Hairstylist Rubi Jones creates braids, afros, shags, graphic bobs and a myriad of other looks for photoshoots and fashion shows, exploring beauty in its rawest form. From the Mexican communities of California to the bohemians of Williamsburg, here she reveals her journey.
An Inspired Childhood
As a child in California, Rubi Jones became fascinated by Mexican Chola female gangsters and their iconic looks. With their liner-traced eyebrows, gold jewelry and piercings, and gel-lacquered hair, the criminals were both stylish and ferocious. Rubi also listened to a wide variety of bands, from the Spice Girls to Shakira, from punk to Ska, and developed an interest in fashion. She looked at “Vogue”, Fashion TV, “Teen Vogue”, “Nylon” and “W”, particularly inspired by painterly, dreamy photographs. Through those images she discovered the great names of haute-couture hairstyling: Odile Gilbert, Julien d’ys, Eugene Souleiman, Orlando Pita. She chose the same path. “I was particularly obsessed by the haute couture shows of John Galliano, and Julien d’ys’ hair was very dramatic, overblown,” she remembers.

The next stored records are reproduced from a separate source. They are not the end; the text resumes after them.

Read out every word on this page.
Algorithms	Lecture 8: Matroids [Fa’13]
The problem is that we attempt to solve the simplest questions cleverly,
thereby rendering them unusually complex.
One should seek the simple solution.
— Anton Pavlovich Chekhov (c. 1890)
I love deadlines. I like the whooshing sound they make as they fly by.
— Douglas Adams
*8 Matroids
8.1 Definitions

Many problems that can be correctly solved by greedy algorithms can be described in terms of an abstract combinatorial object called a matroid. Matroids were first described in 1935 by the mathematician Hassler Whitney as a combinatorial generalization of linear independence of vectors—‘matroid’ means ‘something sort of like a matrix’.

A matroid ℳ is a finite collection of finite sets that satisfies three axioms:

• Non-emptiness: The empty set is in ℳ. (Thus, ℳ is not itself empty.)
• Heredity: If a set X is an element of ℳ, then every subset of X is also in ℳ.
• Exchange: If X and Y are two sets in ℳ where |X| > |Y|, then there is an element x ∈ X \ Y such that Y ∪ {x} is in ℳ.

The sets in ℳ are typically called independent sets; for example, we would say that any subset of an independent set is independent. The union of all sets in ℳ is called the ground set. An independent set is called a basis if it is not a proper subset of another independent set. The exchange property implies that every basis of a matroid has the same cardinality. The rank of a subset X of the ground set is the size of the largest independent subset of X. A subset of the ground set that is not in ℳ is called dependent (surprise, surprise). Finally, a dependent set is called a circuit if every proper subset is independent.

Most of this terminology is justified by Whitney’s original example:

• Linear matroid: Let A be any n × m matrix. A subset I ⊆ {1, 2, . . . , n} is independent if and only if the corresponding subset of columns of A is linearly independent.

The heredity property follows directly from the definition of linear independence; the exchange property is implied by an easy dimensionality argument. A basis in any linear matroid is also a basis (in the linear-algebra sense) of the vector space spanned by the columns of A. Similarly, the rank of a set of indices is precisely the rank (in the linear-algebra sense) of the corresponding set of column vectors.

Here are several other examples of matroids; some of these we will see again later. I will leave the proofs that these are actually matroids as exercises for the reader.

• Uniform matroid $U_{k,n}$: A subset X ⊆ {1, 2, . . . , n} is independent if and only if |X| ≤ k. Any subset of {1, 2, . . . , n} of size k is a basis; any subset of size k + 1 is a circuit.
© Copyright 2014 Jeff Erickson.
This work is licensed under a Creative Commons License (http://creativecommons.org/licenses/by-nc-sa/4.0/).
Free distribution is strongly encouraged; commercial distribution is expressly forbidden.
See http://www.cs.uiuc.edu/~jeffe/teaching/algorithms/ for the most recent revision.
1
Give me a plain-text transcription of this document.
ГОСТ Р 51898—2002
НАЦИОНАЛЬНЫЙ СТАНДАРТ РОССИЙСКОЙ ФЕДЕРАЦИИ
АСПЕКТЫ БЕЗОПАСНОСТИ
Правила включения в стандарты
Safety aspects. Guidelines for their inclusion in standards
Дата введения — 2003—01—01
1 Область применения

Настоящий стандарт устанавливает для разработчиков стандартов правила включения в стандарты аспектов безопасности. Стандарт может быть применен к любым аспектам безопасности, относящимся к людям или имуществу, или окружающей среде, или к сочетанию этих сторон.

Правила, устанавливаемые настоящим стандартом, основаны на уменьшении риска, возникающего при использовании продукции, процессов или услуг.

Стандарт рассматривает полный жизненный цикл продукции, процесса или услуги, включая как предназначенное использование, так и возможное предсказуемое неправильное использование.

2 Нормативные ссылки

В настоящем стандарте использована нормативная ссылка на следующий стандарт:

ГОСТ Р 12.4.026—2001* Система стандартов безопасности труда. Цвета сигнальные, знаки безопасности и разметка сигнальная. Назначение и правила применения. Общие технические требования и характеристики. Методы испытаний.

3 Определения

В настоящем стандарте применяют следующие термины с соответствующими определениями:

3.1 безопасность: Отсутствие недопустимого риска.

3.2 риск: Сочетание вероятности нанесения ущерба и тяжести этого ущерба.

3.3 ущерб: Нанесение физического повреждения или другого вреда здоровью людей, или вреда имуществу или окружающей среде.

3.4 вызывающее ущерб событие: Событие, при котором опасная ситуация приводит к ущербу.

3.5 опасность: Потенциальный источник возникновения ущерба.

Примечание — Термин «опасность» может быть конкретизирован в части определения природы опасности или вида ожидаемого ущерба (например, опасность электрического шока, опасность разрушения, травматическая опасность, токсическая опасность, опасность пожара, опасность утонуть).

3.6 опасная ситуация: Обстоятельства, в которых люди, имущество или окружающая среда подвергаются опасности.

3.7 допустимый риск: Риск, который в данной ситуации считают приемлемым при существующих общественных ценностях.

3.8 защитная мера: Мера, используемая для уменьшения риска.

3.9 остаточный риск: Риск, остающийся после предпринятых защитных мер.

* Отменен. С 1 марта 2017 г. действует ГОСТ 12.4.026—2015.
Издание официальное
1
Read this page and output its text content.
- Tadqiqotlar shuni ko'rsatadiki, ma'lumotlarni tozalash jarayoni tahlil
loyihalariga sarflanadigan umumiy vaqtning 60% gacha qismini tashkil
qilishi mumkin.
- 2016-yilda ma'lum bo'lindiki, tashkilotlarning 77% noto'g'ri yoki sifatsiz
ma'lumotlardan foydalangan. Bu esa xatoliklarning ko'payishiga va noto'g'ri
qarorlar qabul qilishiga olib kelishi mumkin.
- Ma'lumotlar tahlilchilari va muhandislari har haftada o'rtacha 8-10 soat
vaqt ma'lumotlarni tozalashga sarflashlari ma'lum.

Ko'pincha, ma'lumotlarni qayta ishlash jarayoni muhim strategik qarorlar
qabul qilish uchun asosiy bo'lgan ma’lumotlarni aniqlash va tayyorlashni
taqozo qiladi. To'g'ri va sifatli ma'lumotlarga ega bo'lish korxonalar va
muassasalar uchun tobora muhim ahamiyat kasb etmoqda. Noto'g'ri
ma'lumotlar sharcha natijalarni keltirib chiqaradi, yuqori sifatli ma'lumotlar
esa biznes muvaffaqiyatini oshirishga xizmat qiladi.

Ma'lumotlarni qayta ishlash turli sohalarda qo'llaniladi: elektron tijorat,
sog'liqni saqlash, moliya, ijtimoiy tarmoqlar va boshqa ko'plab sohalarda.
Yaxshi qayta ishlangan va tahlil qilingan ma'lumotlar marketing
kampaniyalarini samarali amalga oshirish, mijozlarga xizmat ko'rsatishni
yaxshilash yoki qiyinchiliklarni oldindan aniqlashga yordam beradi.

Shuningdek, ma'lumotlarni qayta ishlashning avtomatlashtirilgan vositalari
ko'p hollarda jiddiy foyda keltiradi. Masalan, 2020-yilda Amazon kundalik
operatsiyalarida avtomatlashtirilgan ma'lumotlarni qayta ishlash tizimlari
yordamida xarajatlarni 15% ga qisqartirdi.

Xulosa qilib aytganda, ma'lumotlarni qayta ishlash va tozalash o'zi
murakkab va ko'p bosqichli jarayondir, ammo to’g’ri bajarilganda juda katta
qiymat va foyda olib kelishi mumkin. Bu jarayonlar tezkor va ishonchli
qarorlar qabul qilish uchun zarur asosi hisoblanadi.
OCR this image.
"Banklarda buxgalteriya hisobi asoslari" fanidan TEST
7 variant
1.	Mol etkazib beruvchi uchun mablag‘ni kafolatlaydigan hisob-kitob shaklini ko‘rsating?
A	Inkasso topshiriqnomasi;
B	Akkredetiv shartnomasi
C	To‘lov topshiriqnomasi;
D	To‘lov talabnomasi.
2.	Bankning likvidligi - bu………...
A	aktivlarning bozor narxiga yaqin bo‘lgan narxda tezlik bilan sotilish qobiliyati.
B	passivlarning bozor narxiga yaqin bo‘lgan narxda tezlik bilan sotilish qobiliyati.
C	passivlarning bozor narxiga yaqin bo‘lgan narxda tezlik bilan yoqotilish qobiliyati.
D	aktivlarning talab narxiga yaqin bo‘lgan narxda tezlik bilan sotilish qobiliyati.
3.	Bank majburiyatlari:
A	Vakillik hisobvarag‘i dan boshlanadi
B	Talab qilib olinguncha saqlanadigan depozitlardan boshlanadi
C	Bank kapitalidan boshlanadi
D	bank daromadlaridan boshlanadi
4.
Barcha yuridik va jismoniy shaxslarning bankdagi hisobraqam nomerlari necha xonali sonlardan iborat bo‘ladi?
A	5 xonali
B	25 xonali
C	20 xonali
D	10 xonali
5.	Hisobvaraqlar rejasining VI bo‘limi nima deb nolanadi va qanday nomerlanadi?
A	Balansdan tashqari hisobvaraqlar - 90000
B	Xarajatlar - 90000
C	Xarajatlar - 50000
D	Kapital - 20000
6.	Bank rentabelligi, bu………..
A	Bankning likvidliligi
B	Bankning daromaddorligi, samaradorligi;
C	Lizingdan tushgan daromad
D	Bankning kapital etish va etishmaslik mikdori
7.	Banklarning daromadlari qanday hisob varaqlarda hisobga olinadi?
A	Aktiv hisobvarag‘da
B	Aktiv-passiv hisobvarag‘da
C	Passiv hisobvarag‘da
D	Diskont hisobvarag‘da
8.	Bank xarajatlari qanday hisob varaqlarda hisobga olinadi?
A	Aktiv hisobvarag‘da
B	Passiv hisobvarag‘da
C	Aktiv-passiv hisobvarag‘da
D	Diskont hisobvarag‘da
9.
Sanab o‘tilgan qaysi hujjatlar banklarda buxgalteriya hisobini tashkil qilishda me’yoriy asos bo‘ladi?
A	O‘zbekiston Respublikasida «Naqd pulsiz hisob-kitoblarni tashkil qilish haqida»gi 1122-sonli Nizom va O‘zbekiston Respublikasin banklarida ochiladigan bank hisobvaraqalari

Today, Jones, who is 29 and began her career at Bumble and Bumble, has worked for many of her icons, including Guido Palau, Odile Gilbert and Sam McKnight. During a three-year sojourn in Paris, she was hired by the most prestigious brands for fashion shows and couture, including Dior, Miu Miu, Chloé and Valentino. Back in New York, she sees clients at a small Williamsburg salon, and continues to work on creative projects, creating poetic, feminine, subtly provocative images. Her book, “The Art Of Hair: The Ultimate DIY Guide To Braids, Buns, Curls And More”, is a bestseller at trendy boutiques. On her Instagram account, followed by over 10,000 users, she shares her stories every day, expressing an earnest, natural take on beauty. “The essence of beauty is authenticity,” she says. ”It has nothing to do with a natural or dramatic look. It’s a way of being, and that’s what I think is beautiful.”